Geçmişten Günümüze Nesnelerin İnterneti
Giriş
Bu makalede nesnelerin interneti kavramına ait tarihsel ve uygulama alanında bilgiler verilmiştir. Bu çalışmada 4. Endüstriyel devriminin beraberinde getirdiği nesnelerin interneti kavramının tarihsel gelişimi ve bugün gelmiş olduğu durumun araştırması yapılmıştır. Nesnelerin interneti kavramı bir çok kaynakta incelenmiş ve teknolojik gelişmelerin ışığında insan hayatının hangi aşamalarında yer aldığına dair bulgular tespit edilmiştir. Aynı zamanda internet kavramının geçmişten günümüze toplumsal ve ekonomik etkilerini saptayarak gelecek yıllardaki durumuyla ilgili analizler yer almaktadır.
ÖZET
Bu çalışmada 4. Endüstriyel devriminin beraberinde getirdiği nesnelerin interneti kavramının tarihsel gelişimi ve bugün gelmiş olduğu durumun araştırması yapılmıştır.
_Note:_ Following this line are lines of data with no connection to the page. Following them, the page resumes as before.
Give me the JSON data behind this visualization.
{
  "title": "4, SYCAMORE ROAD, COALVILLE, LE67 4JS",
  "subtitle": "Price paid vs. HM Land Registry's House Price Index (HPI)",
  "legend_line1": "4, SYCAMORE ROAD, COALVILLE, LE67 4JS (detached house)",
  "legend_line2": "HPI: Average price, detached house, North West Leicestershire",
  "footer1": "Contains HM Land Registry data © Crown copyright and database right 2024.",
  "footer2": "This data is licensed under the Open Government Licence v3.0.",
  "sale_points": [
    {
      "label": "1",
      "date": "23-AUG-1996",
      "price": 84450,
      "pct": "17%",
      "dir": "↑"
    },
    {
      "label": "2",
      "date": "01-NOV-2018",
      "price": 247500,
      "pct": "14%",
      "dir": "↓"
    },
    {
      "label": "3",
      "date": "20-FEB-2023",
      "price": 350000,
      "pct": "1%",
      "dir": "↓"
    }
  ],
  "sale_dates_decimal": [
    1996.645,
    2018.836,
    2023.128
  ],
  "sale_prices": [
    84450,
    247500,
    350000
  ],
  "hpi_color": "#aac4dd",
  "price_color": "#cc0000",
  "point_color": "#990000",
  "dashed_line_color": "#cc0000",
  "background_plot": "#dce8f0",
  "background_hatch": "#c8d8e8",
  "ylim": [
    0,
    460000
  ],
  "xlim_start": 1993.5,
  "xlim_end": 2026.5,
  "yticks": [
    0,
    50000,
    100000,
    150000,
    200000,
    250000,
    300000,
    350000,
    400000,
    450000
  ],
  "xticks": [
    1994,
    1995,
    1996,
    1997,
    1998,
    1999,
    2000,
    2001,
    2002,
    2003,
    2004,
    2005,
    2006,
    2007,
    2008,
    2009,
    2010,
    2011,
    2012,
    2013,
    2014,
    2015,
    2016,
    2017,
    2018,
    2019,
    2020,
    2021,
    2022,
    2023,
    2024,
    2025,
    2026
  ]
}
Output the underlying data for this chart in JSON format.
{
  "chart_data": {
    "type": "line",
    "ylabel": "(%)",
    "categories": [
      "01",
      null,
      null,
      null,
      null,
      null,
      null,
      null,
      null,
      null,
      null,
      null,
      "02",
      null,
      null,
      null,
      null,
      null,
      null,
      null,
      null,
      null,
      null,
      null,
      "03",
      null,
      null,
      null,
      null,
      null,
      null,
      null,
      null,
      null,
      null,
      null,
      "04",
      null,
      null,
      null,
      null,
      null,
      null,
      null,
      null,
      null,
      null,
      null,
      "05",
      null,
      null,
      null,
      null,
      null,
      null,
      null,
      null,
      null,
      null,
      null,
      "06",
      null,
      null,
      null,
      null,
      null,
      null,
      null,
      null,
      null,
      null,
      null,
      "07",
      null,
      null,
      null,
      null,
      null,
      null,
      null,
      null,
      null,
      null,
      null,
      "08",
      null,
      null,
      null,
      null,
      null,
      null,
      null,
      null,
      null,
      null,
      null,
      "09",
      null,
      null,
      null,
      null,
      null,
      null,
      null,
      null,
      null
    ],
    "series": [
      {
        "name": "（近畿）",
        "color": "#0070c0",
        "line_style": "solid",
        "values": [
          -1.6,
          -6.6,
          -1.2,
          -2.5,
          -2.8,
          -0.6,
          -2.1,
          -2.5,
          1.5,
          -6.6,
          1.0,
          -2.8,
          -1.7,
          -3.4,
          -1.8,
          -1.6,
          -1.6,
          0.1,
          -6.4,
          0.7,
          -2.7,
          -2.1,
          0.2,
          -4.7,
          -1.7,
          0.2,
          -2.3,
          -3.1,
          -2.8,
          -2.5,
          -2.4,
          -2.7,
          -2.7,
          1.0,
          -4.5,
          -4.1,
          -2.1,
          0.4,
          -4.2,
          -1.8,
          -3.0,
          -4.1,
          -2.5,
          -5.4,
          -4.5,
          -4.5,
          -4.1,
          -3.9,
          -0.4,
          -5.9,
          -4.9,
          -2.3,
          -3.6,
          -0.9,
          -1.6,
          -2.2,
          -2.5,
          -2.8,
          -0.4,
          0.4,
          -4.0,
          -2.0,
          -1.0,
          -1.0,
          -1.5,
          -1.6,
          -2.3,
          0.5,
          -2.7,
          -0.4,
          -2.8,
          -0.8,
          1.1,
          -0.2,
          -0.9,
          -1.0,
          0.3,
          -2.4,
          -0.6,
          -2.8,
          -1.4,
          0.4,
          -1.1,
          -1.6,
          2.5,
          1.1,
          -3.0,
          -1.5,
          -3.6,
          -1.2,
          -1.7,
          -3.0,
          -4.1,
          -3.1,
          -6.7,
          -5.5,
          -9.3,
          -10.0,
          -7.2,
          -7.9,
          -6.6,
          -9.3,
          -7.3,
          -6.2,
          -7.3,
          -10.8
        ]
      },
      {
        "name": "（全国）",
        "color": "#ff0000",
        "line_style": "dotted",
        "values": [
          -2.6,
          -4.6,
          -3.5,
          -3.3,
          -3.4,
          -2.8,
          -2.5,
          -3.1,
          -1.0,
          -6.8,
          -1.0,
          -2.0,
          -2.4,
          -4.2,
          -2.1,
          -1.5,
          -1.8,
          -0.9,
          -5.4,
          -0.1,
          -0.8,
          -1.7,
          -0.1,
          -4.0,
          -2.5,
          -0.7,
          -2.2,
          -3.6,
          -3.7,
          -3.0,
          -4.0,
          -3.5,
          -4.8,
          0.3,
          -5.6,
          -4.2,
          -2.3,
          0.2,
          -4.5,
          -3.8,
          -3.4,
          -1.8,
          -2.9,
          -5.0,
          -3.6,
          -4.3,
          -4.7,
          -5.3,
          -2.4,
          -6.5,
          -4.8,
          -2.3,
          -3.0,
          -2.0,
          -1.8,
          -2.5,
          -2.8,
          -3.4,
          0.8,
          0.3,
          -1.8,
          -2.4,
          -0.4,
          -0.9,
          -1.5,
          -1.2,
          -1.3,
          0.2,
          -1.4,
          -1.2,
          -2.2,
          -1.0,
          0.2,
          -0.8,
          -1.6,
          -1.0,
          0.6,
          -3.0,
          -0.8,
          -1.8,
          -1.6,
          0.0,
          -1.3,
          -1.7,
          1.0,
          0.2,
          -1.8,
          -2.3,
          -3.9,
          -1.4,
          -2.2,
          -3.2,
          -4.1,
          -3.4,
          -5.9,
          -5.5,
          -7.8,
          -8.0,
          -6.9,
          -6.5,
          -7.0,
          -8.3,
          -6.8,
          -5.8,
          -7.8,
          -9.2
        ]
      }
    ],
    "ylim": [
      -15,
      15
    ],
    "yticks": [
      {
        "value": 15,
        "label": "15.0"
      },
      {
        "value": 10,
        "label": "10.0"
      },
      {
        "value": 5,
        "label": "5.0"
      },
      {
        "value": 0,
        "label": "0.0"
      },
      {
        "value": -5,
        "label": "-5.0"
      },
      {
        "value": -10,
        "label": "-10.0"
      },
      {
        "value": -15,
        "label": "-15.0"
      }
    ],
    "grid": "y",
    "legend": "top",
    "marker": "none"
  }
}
Nesnelerin interneti kavramı bir çok kaynakta incelenmiş ve teknolojik gelişmelerin ışığında insan hayatının hangi aşamalarında yer aldığına dair bulgular tespit edilmiştir. Aynı zamanda internet kavramının geçmişten günümüze toplumsal ve ekonomik etkilerini saptayarak gelecek yıllardaki durumuyla ilgili analizler yer almaktadır. Bu araştırmada çevrimiçi kaynaklardan faydalanılmış ve bağımsız araştırma şirketlerinin analizleri değerlendirilmiştir. Son olarak “nesnelerin interneti” kavramının getirdiği yeniliklere değinilmiş ve risk teşkil edebilecek unsurlara vurgu yapılmıştır.
Anahtar Kelimeler
Nesnelerin İnterneti; Endüstriyel Devrim, İnternet Bilgi Güvenliği
ABSTRACT
In this study,it is investigated that the final form of the current situation and the historical development of Internet of things with the 4th industrial revolution. It is found evidences that take part in which stage of human life with the light of technological developments and the Internet of Things concept investigated in many sources. Also there are analysis about the future situation of Internet concept pinpointing the effects in economical, from past to present and social aspects. In this study benefited from online resources and evaluated analysis from independent research companies. Finally it is emphasized that the elements which pose a risk and mentioned about the innovations thanks to "Internet of things".
Keywords
IoT; Internet of Thing; Information Security; 4th industrial revolution, Internet
GİRİŞ
Günümüz dünyasının hızla gelişen teknolojilerine bakıldığında bu alanda çağ atladığımız yadsınamaz bir gerçek. Öyle ki, 4. Sanayi devrimi olarak adlandırılan ve içerisinde “nesnelerin interneti” tanımını da barındıran yeni teknoloji çağına neredeyse tüm toplumlar ayak uydurmuş durumdalar.1 Artan dünya nüfusu, dijital ürünlerin çokluğu ve internete ulaşmanın gerekliliği göz önünde bulundurulduğunda yakın gelecekte karşılacağımız tablonun, dünyamızın devasa bir teknolojik küreye dönüşeceğine işaret ediyor.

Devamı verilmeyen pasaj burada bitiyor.